Tax authorities say Uber liable for service tax, seek information from India subsidiary
October, 09th 2014
Uber, the taxi app that became popular in India by offering luxury car rides for a little more than the regular fare, could run into trouble with India's service tax authorities in the first such inquiry against a foreign service provider in the ecommerce space. This comes shortly after the company was recently forced to fall in line by the Reserve Bank of India, which insisted that it couldn't sidestep credit card security norms.
"We believe the company is liable for service tax since it is delivering a taxable service," a service tax department official in Mumbai who's aware of the development told ET. "We have sought details from Uber's Indian arm." Service tax authorities have sought information from Uber's India subsidiary, which provides systems support to the company, over non-payment of the levy.
The company said it was in compliance with local laws and paid taxes in all countries in which it was present. "Uber complies with all applicable tax laws, and pays the relevant tax in every territory it operates in," a company spokesperson said in an email. "Across 10 cities in India, Uber employs many local employees, in addition to empowering thousands of driver partners to become small business owners, earning a good living through the Uber platform."
Uber BV has no India office
"All payments on the Uber system are cashless and fully traceable in an industry that has been notoriously cashbased for years," the spokesperson addded.
In India, all services attract tax at the rate of 12% unless it's included in a negative list or specifically exempted by the government. Taxi services are not in the list and are therefore liable to pay.
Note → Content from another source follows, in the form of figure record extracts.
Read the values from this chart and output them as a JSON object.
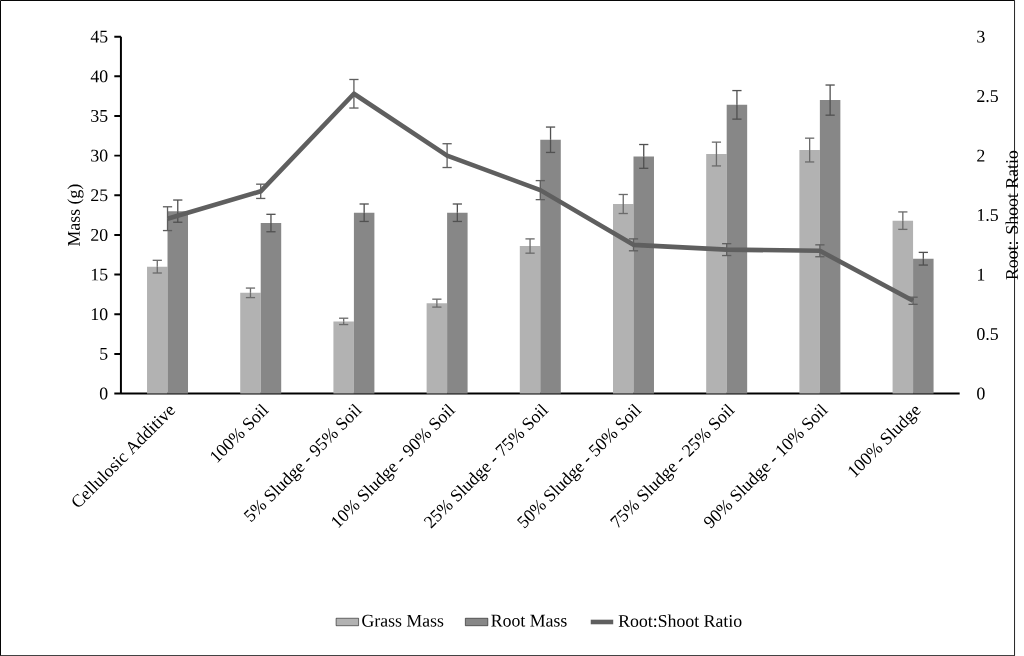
{
  "chart_data": {
    "type": "bar",
    "ylabel": "Mass (g)",
    "y2label": "Root: Shoot Ratio",
    "categories": [
      "Cellulosic Additive",
      "100% Soil",
      "5% Sludge - 95% Soil",
      "10% Sludge - 90% Soil",
      "25% Sludge - 75% Soil",
      "50% Sludge - 50% Soil",
      "75% Sludge - 25% Soil",
      "90% Sludge - 10% Soil",
      "100% Sludge"
    ],
    "series": [
      {
        "name": "Grass Mass",
        "color": "#b2b2b2",
        "values": [
          16.0,
          12.7,
          9.1,
          11.4,
          18.6,
          23.9,
          30.2,
          30.7,
          21.8
        ],
        "errors": [
          0.8,
          0.6,
          0.4,
          0.5,
          0.9,
          1.2,
          1.5,
          1.5,
          1.1
        ]
      },
      {
        "name": "Root Mass",
        "color": "#878787",
        "values": [
          23.0,
          21.5,
          22.8,
          22.8,
          32.0,
          29.9,
          36.4,
          37.0,
          17.0
        ],
        "errors": [
          1.4,
          1.1,
          1.1,
          1.1,
          1.6,
          1.5,
          1.8,
          1.9,
          0.8
        ]
      },
      {
        "name": "Root:Shoot Ratio",
        "type": "line",
        "axis": "y2",
        "color": "#5f5f5f",
        "values": [
          1.47,
          1.7,
          2.52,
          2.0,
          1.71,
          1.25,
          1.21,
          1.2,
          0.78
        ],
        "errors": [
          0.1,
          0.06,
          0.12,
          0.1,
          0.08,
          0.05,
          0.05,
          0.05,
          0.03
        ]
      }
    ],
    "ylim": [
      0,
      45
    ],
    "yticks": [
      0,
      5,
      10,
      15,
      20,
      25,
      30,
      35,
      40,
      45
    ],
    "y2lim": [
      0,
      3
    ],
    "y2ticks": [
      0,
      0.5,
      1,
      1.5,
      2,
      2.5,
      3
    ],
    "legend": "bottom"
  }
}
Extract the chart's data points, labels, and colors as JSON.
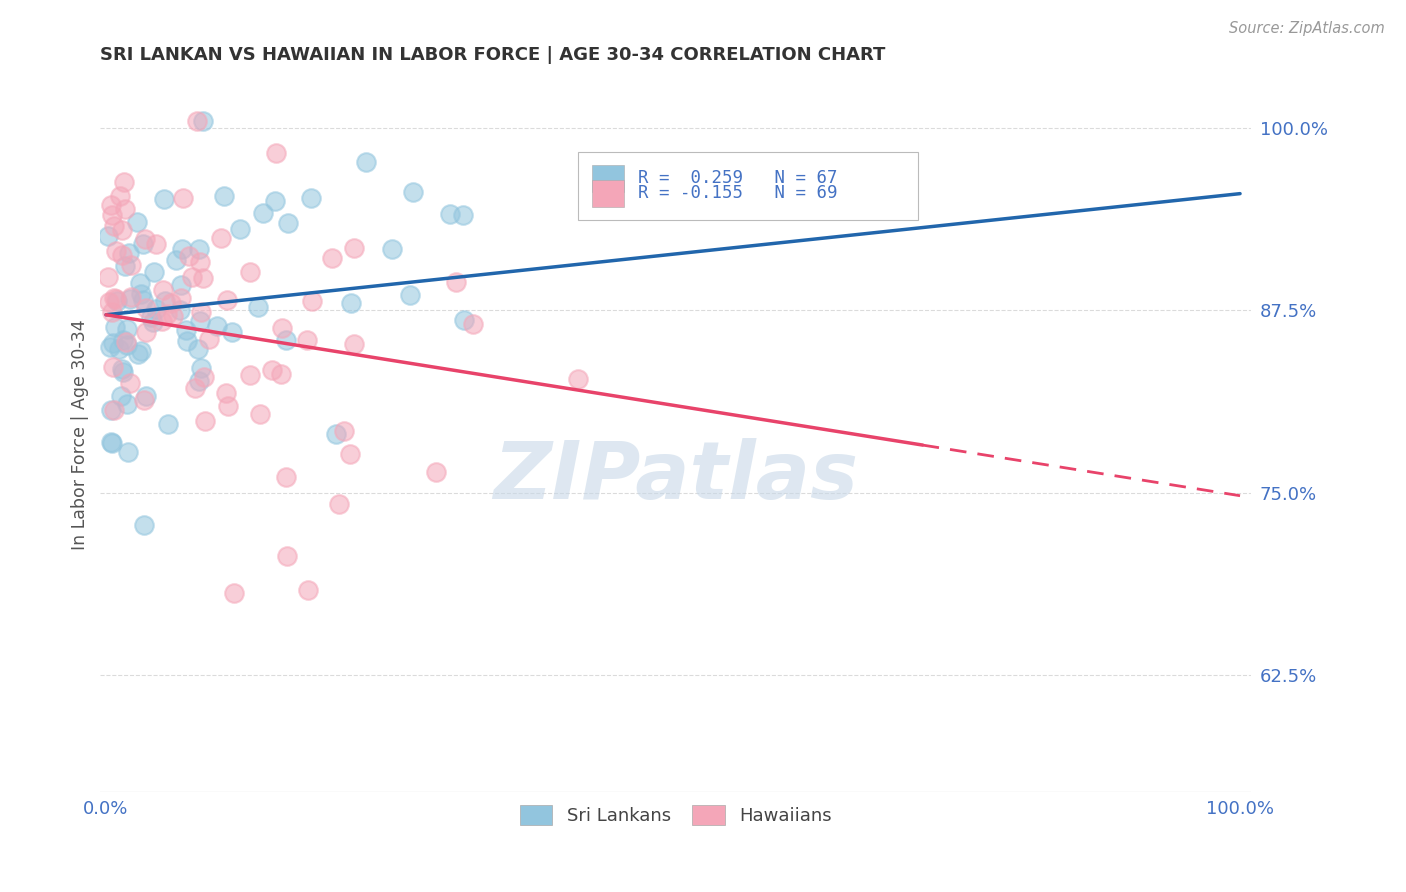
{
  "title": "SRI LANKAN VS HAWAIIAN IN LABOR FORCE | AGE 30-34 CORRELATION CHART",
  "source": "Source: ZipAtlas.com",
  "ylabel": "In Labor Force | Age 30-34",
  "sri_color": "#92c5de",
  "haw_color": "#f4a6b8",
  "trendline_sri_color": "#2166ac",
  "trendline_haw_color": "#e8436a",
  "watermark_color": "#c8d8e8",
  "background_color": "#ffffff",
  "grid_color": "#cccccc",
  "axis_color": "#4472c4",
  "title_color": "#333333",
  "legend_label_sri": "Sri Lankans",
  "legend_label_haw": "Hawaiians",
  "sri_trendline_start_y": 0.872,
  "sri_trendline_end_y": 0.955,
  "haw_trendline_start_y": 0.872,
  "haw_trendline_end_y": 0.748,
  "haw_trendline_solid_end_x": 0.72,
  "ylim_min": 0.545,
  "ylim_max": 1.035,
  "xlim_min": -0.005,
  "xlim_max": 1.01
}
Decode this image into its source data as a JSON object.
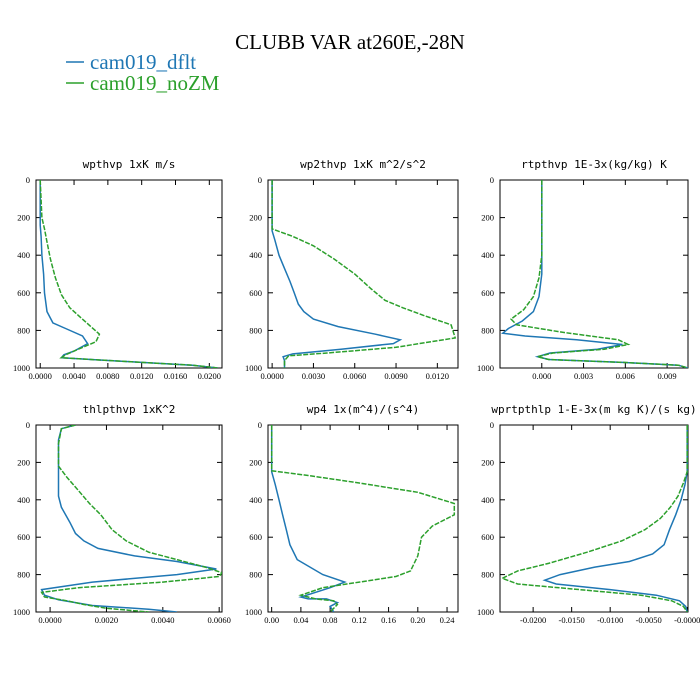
{
  "title": "CLUBB VAR at260E,-28N",
  "legend": [
    {
      "label": "cam019_dflt",
      "color": "#1f77b4"
    },
    {
      "label": "cam019_noZM",
      "color": "#2ca02c"
    }
  ],
  "chart_data": [
    {
      "type": "line",
      "title": "wpthvp   1xK m/s",
      "xlim": [
        -0.0005,
        0.0215
      ],
      "ylim": [
        1000,
        0
      ],
      "xticks": [
        0.0,
        0.004,
        0.008,
        0.012,
        0.016,
        0.02
      ],
      "xtick_labels": [
        "0.0000",
        "0.0040",
        "0.0080",
        "0.0120",
        "0.0160",
        "0.0200"
      ],
      "yticks": [
        0,
        200,
        400,
        600,
        800,
        1000
      ],
      "ytick_labels": [
        "0",
        "200",
        "400",
        "600",
        "800",
        "1000"
      ],
      "series": [
        {
          "name": "cam019_dflt",
          "color": "#1f77b4",
          "dashed": false,
          "x": [
            0,
            0,
            0.0001,
            0.0002,
            0.0004,
            0.0005,
            0.0008,
            0.0015,
            0.003,
            0.005,
            0.0056,
            0.004,
            0.0028,
            0.0025,
            0.006,
            0.012,
            0.018,
            0.021
          ],
          "y": [
            0,
            240,
            300,
            400,
            500,
            600,
            700,
            760,
            790,
            830,
            870,
            910,
            930,
            945,
            955,
            970,
            985,
            1000
          ]
        },
        {
          "name": "cam019_noZM",
          "color": "#2ca02c",
          "dashed": true,
          "x": [
            0,
            0.0002,
            0.0005,
            0.0008,
            0.0012,
            0.0018,
            0.0025,
            0.0035,
            0.0055,
            0.007,
            0.0066,
            0.0045,
            0.003,
            0.0025,
            0.006,
            0.012,
            0.018,
            0.021
          ],
          "y": [
            0,
            200,
            260,
            330,
            420,
            520,
            610,
            680,
            760,
            820,
            860,
            900,
            930,
            945,
            955,
            970,
            985,
            1000
          ]
        }
      ]
    },
    {
      "type": "line",
      "title": "wp2thvp   1xK m^2/s^2",
      "xlim": [
        -0.0003,
        0.0135
      ],
      "ylim": [
        1000,
        0
      ],
      "xticks": [
        0.0,
        0.003,
        0.006,
        0.009,
        0.012
      ],
      "xtick_labels": [
        "0.0000",
        "0.0030",
        "0.0060",
        "0.0090",
        "0.0120"
      ],
      "yticks": [
        0,
        200,
        400,
        600,
        800,
        1000
      ],
      "ytick_labels": [
        "0",
        "200",
        "400",
        "600",
        "800",
        "1000"
      ],
      "series": [
        {
          "name": "cam019_dflt",
          "color": "#1f77b4",
          "dashed": false,
          "x": [
            0,
            0,
            0.0002,
            0.0005,
            0.0009,
            0.0013,
            0.0016,
            0.0019,
            0.0023,
            0.003,
            0.0048,
            0.0075,
            0.0093,
            0.0088,
            0.005,
            0.0015,
            0.0008,
            0.0009,
            0.0009
          ],
          "y": [
            0,
            270,
            320,
            400,
            470,
            540,
            600,
            660,
            700,
            740,
            780,
            820,
            850,
            870,
            900,
            925,
            940,
            960,
            1000
          ]
        },
        {
          "name": "cam019_noZM",
          "color": "#2ca02c",
          "dashed": true,
          "x": [
            0,
            0,
            0.0015,
            0.003,
            0.0045,
            0.006,
            0.0072,
            0.0082,
            0.0095,
            0.011,
            0.013,
            0.0133,
            0.009,
            0.004,
            0.0012,
            0.0009,
            0.0009
          ],
          "y": [
            0,
            260,
            300,
            350,
            420,
            500,
            580,
            640,
            680,
            720,
            770,
            840,
            890,
            920,
            935,
            960,
            1000
          ]
        }
      ]
    },
    {
      "type": "line",
      "title": "rtpthvp   1E-3x(kg/kg) K",
      "xlim": [
        -0.003,
        0.0105
      ],
      "ylim": [
        1000,
        0
      ],
      "xticks": [
        0.0,
        0.003,
        0.006,
        0.009
      ],
      "xtick_labels": [
        "0.000",
        "0.003",
        "0.006",
        "0.009"
      ],
      "yticks": [
        0,
        200,
        400,
        600,
        800,
        1000
      ],
      "ytick_labels": [
        "0",
        "200",
        "400",
        "600",
        "800",
        "1000"
      ],
      "series": [
        {
          "name": "cam019_dflt",
          "color": "#1f77b4",
          "dashed": false,
          "x": [
            0,
            0,
            -0.0002,
            -0.0006,
            -0.0014,
            -0.0024,
            -0.0028,
            -0.0012,
            0.0025,
            0.0058,
            0.004,
            0.0006,
            -0.0003,
            0.0005,
            0.003,
            0.0058,
            0.0098,
            0.0105
          ],
          "y": [
            0,
            500,
            620,
            700,
            750,
            790,
            815,
            830,
            850,
            875,
            900,
            920,
            940,
            955,
            962,
            970,
            985,
            1000
          ]
        },
        {
          "name": "cam019_noZM",
          "color": "#2ca02c",
          "dashed": true,
          "x": [
            0,
            0,
            -0.0002,
            -0.0006,
            -0.0013,
            -0.0022,
            -0.0018,
            0.0015,
            0.0055,
            0.0062,
            0.0045,
            0.0008,
            -0.0003,
            0.0005,
            0.003,
            0.0058,
            0.0098,
            0.0105
          ],
          "y": [
            0,
            400,
            520,
            620,
            690,
            740,
            770,
            810,
            850,
            875,
            900,
            920,
            940,
            955,
            962,
            970,
            985,
            1000
          ]
        }
      ]
    },
    {
      "type": "line",
      "title": "thlpthvp   1xK^2",
      "xlim": [
        -0.0005,
        0.0061
      ],
      "ylim": [
        1000,
        0
      ],
      "xticks": [
        0.0,
        0.002,
        0.004,
        0.006
      ],
      "xtick_labels": [
        "0.0000",
        "0.0020",
        "0.0040",
        "0.0060"
      ],
      "yticks": [
        0,
        200,
        400,
        600,
        800,
        1000
      ],
      "ytick_labels": [
        "0",
        "200",
        "400",
        "600",
        "800",
        "1000"
      ],
      "series": [
        {
          "name": "cam019_dflt",
          "color": "#1f77b4",
          "dashed": false,
          "x": [
            0.0009,
            0.0004,
            0.0003,
            0.0003,
            0.0003,
            0.0003,
            0.0004,
            0.0007,
            0.0009,
            0.0012,
            0.0017,
            0.003,
            0.0045,
            0.0059,
            0.0045,
            0.0015,
            -0.0003,
            -0.0002,
            0.0003,
            0.0009,
            0.0015,
            0.0035,
            0.0045
          ],
          "y": [
            0,
            20,
            80,
            200,
            300,
            380,
            440,
            520,
            580,
            620,
            660,
            700,
            730,
            770,
            800,
            840,
            880,
            910,
            935,
            950,
            965,
            985,
            1000
          ]
        },
        {
          "name": "cam019_noZM",
          "color": "#2ca02c",
          "dashed": true,
          "x": [
            0.0009,
            0.0004,
            0.0003,
            0.0003,
            0.0006,
            0.001,
            0.0014,
            0.0018,
            0.0022,
            0.0027,
            0.0035,
            0.0045,
            0.0055,
            0.0061,
            0.006,
            0.004,
            0.001,
            -0.0003,
            -0.0002,
            0.0006,
            0.0012,
            0.002,
            0.0035
          ],
          "y": [
            0,
            20,
            100,
            220,
            280,
            350,
            420,
            480,
            560,
            620,
            680,
            720,
            760,
            790,
            810,
            840,
            870,
            895,
            920,
            940,
            960,
            980,
            1000
          ]
        }
      ]
    },
    {
      "type": "line",
      "title": "wp4   1x(m^4)/(s^4)",
      "xlim": [
        -0.005,
        0.255
      ],
      "ylim": [
        1000,
        0
      ],
      "xticks": [
        0.0,
        0.04,
        0.08,
        0.12,
        0.16,
        0.2,
        0.24
      ],
      "xtick_labels": [
        "0.00",
        "0.04",
        "0.08",
        "0.12",
        "0.16",
        "0.20",
        "0.24"
      ],
      "yticks": [
        0,
        200,
        400,
        600,
        800,
        1000
      ],
      "ytick_labels": [
        "0",
        "200",
        "400",
        "600",
        "800",
        "1000"
      ],
      "series": [
        {
          "name": "cam019_dflt",
          "color": "#1f77b4",
          "dashed": false,
          "x": [
            0,
            0,
            0.005,
            0.01,
            0.015,
            0.02,
            0.025,
            0.035,
            0.07,
            0.1,
            0.08,
            0.04,
            0.05,
            0.075,
            0.09,
            0.08,
            0.085
          ],
          "y": [
            0,
            250,
            320,
            400,
            480,
            560,
            640,
            720,
            800,
            840,
            870,
            920,
            930,
            930,
            950,
            970,
            1000
          ]
        },
        {
          "name": "cam019_noZM",
          "color": "#2ca02c",
          "dashed": true,
          "x": [
            0,
            0,
            0.05,
            0.12,
            0.2,
            0.25,
            0.25,
            0.22,
            0.205,
            0.2,
            0.19,
            0.17,
            0.12,
            0.07,
            0.04,
            0.06,
            0.085,
            0.09,
            0.08
          ],
          "y": [
            0,
            245,
            270,
            310,
            360,
            420,
            480,
            540,
            600,
            700,
            780,
            810,
            840,
            870,
            910,
            930,
            940,
            960,
            1000
          ]
        }
      ]
    },
    {
      "type": "line",
      "title": "wprtpthlp   1-E-3x(m kg K)/(s kg)",
      "xlim": [
        -0.0243,
        0.0001
      ],
      "ylim": [
        1000,
        0
      ],
      "xticks": [
        -0.02,
        -0.015,
        -0.01,
        -0.005,
        0.0
      ],
      "xtick_labels": [
        "-0.0200",
        "-0.0150",
        "-0.0100",
        "-0.0050",
        "-0.0000"
      ],
      "yticks": [
        0,
        200,
        400,
        600,
        800,
        1000
      ],
      "ytick_labels": [
        "0",
        "200",
        "400",
        "600",
        "800",
        "1000"
      ],
      "series": [
        {
          "name": "cam019_dflt",
          "color": "#1f77b4",
          "dashed": false,
          "x": [
            0,
            0,
            -0.0003,
            -0.0008,
            -0.0015,
            -0.0023,
            -0.003,
            -0.0045,
            -0.0075,
            -0.012,
            -0.0165,
            -0.0185,
            -0.017,
            -0.01,
            -0.004,
            -0.001,
            -0.0002,
            0
          ],
          "y": [
            0,
            250,
            320,
            400,
            480,
            560,
            640,
            690,
            730,
            760,
            800,
            830,
            850,
            880,
            910,
            940,
            970,
            1000
          ]
        },
        {
          "name": "cam019_noZM",
          "color": "#2ca02c",
          "dashed": true,
          "x": [
            0,
            0,
            -0.0005,
            -0.0012,
            -0.0022,
            -0.0035,
            -0.0055,
            -0.0085,
            -0.013,
            -0.018,
            -0.022,
            -0.024,
            -0.022,
            -0.014,
            -0.006,
            -0.002,
            -0.0005,
            0
          ],
          "y": [
            0,
            250,
            310,
            380,
            440,
            500,
            560,
            620,
            680,
            740,
            780,
            820,
            850,
            880,
            910,
            940,
            970,
            1000
          ]
        }
      ]
    }
  ]
}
Uber users register their credit card details with the company, which uses that to charge for rides. Cab drivers and owners enter into tie-ups with Uber, for which the company charges a 20% commission. The company has an Indian entity — Uber India Systems Pvt Ltd -- but it operates in the country through Netherlandsbased Uber BV. Service tax authorities say it's the first time they are dealing with a case in which an overseas mobile application is providing services used by Indians.
Uber doesn't have an India office or a representative in the country, which makes the task of tax authorities difficult, they said. "We have recorded a statement of officials from the Indian entity," said the official. Though the investigation is currently restricted to Mumbai, the department is looking to expand this to places where the company has a presence. Rival cab service providers pay service tax and thus tax authorities do not see any reason for Uber not to do so. Service tax is liable only on revenue above Rs 10 lakh and an individual cab driver may not attract tax if turnover is lower than the threshold. But in the case of Uber, the tax authorities are going to take into account combined turnover.
Globally, the taxation of e-commerce companies is under intense focus as they overturn traditional models of doing business. The OECD and the G20 have begun discussions on how countries should tackle taxation in the e-commerce space that poses fresh challenges to tax authorities as companies avoid tax by operating through multiple jurisdictions.
The US company gained customers after it offered high-end cars such as Audis and BMWs to users. Rides are paid for by card without the need for two-factor authentication, which requires users to key in a PIN.